Likewise the members of your sales and customer support teams should be empowered to answer billing questions so they don’t have to “pass the buck” to accounting. This means providing access to basic billing information, an integration between your customer support and accounting systems, or at the very least a collaborative system that promotes inter-departmental communication. No matter which department receives a customer inquiry, they should always work to answer the customers’ questions and keep their satisfaction levels high.
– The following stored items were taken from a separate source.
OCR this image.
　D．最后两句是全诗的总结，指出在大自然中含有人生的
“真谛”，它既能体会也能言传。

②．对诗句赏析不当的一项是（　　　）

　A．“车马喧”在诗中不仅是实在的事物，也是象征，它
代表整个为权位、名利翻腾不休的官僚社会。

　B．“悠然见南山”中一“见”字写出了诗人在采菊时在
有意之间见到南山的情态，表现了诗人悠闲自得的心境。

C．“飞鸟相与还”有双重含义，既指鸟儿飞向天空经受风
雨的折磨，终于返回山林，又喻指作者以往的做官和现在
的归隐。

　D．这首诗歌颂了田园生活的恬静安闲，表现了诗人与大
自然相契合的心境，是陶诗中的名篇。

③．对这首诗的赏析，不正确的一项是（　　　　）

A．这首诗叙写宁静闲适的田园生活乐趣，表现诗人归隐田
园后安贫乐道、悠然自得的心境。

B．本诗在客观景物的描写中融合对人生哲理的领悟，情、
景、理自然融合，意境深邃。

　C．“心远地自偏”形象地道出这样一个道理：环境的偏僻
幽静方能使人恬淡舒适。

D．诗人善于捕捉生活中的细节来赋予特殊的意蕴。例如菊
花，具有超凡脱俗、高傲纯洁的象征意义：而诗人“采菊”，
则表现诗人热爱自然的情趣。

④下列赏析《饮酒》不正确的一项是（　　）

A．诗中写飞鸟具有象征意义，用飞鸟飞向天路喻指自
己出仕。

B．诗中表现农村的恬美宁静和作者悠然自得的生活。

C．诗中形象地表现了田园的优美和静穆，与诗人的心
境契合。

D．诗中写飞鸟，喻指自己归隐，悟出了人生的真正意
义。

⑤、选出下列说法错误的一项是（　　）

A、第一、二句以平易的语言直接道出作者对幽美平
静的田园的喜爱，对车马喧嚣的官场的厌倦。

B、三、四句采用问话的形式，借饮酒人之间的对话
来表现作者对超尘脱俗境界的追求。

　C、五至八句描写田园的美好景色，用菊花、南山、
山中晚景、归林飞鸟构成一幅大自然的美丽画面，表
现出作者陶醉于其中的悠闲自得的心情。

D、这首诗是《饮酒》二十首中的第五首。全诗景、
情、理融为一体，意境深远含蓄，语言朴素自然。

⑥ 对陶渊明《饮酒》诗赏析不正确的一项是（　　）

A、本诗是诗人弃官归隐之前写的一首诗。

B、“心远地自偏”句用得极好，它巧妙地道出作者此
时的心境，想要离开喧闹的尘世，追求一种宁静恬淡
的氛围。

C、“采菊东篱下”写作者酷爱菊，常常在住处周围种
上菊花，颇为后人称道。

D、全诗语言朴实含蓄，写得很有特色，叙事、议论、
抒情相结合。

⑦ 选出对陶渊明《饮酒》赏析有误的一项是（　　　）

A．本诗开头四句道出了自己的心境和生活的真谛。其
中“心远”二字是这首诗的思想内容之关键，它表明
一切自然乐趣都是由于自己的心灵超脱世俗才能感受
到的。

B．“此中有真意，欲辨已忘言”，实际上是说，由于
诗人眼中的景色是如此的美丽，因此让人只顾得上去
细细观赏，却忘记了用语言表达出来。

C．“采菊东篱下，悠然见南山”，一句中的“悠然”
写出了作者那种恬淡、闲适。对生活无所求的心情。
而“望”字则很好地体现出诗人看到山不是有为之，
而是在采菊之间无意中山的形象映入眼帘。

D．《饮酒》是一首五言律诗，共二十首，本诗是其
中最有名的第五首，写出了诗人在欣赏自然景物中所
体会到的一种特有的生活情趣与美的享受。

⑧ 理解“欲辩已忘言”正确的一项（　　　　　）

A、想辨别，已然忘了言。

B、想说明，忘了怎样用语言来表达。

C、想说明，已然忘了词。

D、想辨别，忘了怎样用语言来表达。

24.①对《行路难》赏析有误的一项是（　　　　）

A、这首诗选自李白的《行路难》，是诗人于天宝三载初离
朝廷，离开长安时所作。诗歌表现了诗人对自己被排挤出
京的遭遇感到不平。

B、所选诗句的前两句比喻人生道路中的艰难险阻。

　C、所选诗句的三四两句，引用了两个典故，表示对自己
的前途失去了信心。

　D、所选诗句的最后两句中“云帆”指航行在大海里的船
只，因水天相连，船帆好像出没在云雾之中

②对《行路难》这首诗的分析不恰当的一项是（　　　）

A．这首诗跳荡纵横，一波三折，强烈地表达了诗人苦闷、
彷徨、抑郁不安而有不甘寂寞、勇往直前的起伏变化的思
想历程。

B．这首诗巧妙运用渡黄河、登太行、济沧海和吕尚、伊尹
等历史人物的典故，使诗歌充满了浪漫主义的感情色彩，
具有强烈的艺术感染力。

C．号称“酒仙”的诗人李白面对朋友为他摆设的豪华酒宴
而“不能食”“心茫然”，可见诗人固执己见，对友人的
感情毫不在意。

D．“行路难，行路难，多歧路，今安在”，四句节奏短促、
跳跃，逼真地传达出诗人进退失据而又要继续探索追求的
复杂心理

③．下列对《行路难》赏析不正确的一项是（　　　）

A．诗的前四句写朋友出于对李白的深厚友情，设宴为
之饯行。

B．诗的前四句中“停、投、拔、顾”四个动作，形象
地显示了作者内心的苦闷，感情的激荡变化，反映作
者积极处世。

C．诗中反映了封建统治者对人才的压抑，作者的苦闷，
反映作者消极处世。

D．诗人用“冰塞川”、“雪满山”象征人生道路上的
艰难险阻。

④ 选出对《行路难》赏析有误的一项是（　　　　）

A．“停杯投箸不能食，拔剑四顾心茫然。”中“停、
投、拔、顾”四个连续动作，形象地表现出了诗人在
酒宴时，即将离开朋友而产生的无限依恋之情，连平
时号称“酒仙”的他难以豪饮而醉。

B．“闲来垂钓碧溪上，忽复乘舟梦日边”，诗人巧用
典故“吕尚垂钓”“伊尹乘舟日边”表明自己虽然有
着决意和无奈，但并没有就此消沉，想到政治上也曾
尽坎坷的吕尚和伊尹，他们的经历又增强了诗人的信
Educating employees will help them realize their role
We all know that customer satisfaction is key, but remember that it’s difficult for employees to make customers happy if they don’t fully understand their role in the company. While some personnel may turn up their noses at the idea of being labeled a salesperson, you need to educate them as to how their role supports sales goals. The sooner everyone accepts that they are a key contributor to increasing revenue, the quicker your team can get to work accomplishing these goals.

Also, it can be good to provide basic sales training to all employees. This doesn’t mean you show them how to use the CRM system, it simply means you teach them to identify and promote value in the same way a customer would see it. When all employees are able to identify sales opportunities and approach customer interactions with the customer in mind, your business is more likely to develop new streams of revenue and find ways to increase customer satisfaction (aka retention).

Every employee is an ambassador for your brand
No one would want a software developer or accountant trying to pitch a new product to a customer – that should of course be left to the sales team. However, all employees contribute in some way to sales and they should all be ambassadors for your brand.

Customers have a number of ways to find your business. They can use social media, search engines, come directly to your site, be influenced by traditional ads, online ads, or through a business connection. With so many different pathways to your business, come plenty of selling opportunities. Once all of your employees are aware of their role and how they are connected to the sales process and goals of the company, they can be your greatest sales allies. Whether it be a simple posting on social media about a positive occurrence at work or a discussion with a colleague they met at a business conference, their attitude and enthusiasm for the work they do and the company they do it for will have an undeniable impact on bottom-line revenue.

The idea that every employee is a salesperson isn’t a new one, but it is probably truer now than it has ever been. The age of the customer has spurred many companies to constantly strive to position themselves as industry leaders, and the only way they can truly do this is to utilize skills typically attributed to the sales team: namely a passion for making customers happy.